その点、RT-AX3000はアンテナ4本で設置面積も224mm×154mmとコンパクトに収まっている。アンテナは4本備えているが、その内2本は5GHz帯(最大2402Mbps)、残りの2本は2.4GHz帯(最大574Mbps)を担当している。ハイエンドモデルだと4本を同じ帯域で使って4804Mbpsまで出せるものもあるが、Wi-Fi 6対応機器(特にPC)側はアンテナが2本の機種が多いため、Wi-Fi 6ルーター側もアンテナ2本で十分と言える。

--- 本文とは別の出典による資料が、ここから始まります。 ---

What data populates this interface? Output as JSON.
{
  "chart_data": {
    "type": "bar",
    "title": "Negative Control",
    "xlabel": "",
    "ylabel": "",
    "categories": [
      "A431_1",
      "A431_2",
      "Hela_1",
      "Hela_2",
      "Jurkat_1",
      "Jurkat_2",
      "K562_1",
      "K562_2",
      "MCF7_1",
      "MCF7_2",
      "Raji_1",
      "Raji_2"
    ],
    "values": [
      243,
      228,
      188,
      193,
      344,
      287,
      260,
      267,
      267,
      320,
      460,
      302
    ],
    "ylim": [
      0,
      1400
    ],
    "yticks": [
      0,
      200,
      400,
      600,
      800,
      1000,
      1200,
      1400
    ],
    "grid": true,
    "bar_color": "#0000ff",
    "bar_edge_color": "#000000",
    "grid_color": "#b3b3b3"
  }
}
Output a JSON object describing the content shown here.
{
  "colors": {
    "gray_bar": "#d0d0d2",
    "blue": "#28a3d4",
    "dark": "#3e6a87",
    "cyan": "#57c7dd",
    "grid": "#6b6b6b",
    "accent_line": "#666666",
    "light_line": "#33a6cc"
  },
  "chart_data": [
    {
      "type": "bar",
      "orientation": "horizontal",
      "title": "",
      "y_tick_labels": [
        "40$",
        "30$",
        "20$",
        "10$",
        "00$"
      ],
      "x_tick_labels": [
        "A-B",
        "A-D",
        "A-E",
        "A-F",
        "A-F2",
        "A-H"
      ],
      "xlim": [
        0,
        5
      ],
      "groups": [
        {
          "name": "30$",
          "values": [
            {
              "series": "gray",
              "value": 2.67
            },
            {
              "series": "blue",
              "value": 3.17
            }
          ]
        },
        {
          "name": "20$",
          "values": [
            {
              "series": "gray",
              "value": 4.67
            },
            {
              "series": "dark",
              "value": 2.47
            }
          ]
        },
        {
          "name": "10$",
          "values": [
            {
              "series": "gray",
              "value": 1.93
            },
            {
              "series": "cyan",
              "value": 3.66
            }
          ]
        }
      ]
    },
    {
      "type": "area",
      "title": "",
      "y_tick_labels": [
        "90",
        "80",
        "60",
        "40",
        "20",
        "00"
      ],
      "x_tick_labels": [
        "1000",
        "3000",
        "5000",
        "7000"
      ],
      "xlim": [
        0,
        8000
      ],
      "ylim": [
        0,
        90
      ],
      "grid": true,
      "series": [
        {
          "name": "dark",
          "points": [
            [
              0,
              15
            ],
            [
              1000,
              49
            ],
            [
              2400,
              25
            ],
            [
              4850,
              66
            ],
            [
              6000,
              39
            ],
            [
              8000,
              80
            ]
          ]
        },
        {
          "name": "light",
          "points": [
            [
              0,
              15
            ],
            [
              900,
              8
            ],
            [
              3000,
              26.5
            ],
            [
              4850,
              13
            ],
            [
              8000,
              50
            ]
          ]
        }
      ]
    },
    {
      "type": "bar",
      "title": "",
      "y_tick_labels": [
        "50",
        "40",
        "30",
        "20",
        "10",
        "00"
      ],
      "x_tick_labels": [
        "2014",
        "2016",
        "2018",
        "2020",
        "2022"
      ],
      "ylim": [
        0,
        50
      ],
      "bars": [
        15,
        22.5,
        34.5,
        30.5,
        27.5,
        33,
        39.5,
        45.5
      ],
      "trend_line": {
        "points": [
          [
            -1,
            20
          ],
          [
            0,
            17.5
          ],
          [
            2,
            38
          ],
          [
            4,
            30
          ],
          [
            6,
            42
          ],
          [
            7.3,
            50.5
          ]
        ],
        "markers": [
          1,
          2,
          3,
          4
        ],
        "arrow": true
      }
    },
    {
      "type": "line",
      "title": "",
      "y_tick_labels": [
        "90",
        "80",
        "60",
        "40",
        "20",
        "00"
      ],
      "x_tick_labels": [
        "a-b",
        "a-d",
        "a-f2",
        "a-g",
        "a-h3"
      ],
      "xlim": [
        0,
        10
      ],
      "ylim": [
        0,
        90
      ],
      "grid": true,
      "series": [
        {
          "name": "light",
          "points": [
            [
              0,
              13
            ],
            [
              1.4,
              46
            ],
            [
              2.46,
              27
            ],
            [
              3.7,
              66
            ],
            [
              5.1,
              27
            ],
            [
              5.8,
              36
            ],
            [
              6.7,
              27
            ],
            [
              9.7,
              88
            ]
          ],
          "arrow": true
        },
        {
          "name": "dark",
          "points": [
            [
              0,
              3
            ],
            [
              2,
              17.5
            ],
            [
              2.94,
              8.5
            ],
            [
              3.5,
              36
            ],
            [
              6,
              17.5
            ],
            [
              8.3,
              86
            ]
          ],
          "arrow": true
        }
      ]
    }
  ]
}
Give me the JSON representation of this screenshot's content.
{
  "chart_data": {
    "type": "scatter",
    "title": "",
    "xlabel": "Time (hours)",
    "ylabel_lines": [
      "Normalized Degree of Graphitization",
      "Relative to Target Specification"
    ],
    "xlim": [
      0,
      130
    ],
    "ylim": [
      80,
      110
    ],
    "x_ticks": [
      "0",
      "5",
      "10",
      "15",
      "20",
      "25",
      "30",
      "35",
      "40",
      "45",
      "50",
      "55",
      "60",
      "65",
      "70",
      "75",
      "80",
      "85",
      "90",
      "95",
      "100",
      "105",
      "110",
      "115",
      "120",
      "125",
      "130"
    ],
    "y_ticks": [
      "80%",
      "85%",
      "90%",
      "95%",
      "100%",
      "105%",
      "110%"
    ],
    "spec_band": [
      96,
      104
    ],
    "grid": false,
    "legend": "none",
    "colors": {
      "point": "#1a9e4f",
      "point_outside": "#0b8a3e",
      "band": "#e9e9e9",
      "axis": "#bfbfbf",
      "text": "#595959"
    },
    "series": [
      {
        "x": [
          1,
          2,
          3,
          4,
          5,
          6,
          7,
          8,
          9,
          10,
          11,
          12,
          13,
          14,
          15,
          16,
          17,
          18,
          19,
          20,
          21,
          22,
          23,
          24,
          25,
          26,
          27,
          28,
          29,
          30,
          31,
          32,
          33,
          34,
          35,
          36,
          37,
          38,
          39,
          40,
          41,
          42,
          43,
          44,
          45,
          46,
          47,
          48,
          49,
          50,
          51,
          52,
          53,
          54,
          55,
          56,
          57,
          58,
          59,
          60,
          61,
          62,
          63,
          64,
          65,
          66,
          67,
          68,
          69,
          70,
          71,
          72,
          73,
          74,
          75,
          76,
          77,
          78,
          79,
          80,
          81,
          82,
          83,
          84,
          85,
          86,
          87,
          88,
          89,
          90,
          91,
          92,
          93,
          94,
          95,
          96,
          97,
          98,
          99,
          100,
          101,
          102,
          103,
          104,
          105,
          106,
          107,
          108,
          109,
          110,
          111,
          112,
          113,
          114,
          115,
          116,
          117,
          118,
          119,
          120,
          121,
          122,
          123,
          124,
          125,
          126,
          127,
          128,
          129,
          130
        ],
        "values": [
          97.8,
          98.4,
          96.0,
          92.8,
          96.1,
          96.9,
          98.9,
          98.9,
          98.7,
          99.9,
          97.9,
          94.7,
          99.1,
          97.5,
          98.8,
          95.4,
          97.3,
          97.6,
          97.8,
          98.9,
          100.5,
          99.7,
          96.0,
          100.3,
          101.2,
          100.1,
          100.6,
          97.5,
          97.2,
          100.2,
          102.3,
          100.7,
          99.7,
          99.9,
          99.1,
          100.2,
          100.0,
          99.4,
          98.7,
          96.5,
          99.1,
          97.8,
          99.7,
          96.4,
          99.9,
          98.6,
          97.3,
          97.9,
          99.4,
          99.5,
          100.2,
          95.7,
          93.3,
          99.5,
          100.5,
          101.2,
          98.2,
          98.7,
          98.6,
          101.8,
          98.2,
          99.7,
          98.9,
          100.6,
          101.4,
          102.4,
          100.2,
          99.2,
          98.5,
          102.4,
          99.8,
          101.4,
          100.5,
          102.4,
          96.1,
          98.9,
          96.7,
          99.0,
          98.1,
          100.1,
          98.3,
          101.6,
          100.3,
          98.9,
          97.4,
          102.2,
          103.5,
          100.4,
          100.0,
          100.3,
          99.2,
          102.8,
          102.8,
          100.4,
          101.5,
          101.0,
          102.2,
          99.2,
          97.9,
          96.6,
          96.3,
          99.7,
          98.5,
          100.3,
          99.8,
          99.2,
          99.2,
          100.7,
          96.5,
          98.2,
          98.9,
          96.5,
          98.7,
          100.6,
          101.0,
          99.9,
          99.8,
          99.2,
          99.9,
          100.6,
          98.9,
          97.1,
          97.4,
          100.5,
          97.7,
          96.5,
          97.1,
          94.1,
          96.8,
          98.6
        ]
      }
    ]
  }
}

また、最新のWi-Fi 6対応ルーターの強みは通信速度の向上だけではない。まず、Wi-Fi 6は複数デバイスと通信する時に強い。今やPCとスマホだけではなく、プリンターやスマートスピーカー、ゲーム機やテレビなどの家電までもがWi-Fiを利用する時代だ。Wi-Fi 6ではWi-Fi 5よりも複数デバイスに対して効率良く通信ができるようになっているため、Wi-Fiでゲームを楽しんでいる隣で動画を観るといったようなシチュエーションにより強い。
さらに、Wi-Fi 6通信では接続されたデバイスの消費電力を抑制する「Target Wake Time(TWT)」という機能も組み込まれ、ASUSによればWi-Fi通信を維持するためのデバイス側の消費電力が最大7分の1まで減るという。ただし、この辺の機能はWi-Fiルーターと通信するデバイス側をWi-Fi 6に合わせることで真価を発揮できるものなので、すぐに機能のすべてが実感できるものではない。
だが、Wi-Fiルーターは一度使い始めると交換するのが非常に手間な周辺機器のひとつ。特に、家電系やスマート○○系デバイスのWi-Fi設定の変更は面倒なことが多い。そして、今後Wi-Fi 6対応デバイスはますます増えるだろう。だからこそ、今Wi-Fiルーターを買うなら出始めたばかりのWi-Fi 6ルーターに更新しておくのが、将来的な手間を減らすことにつながるはずだ。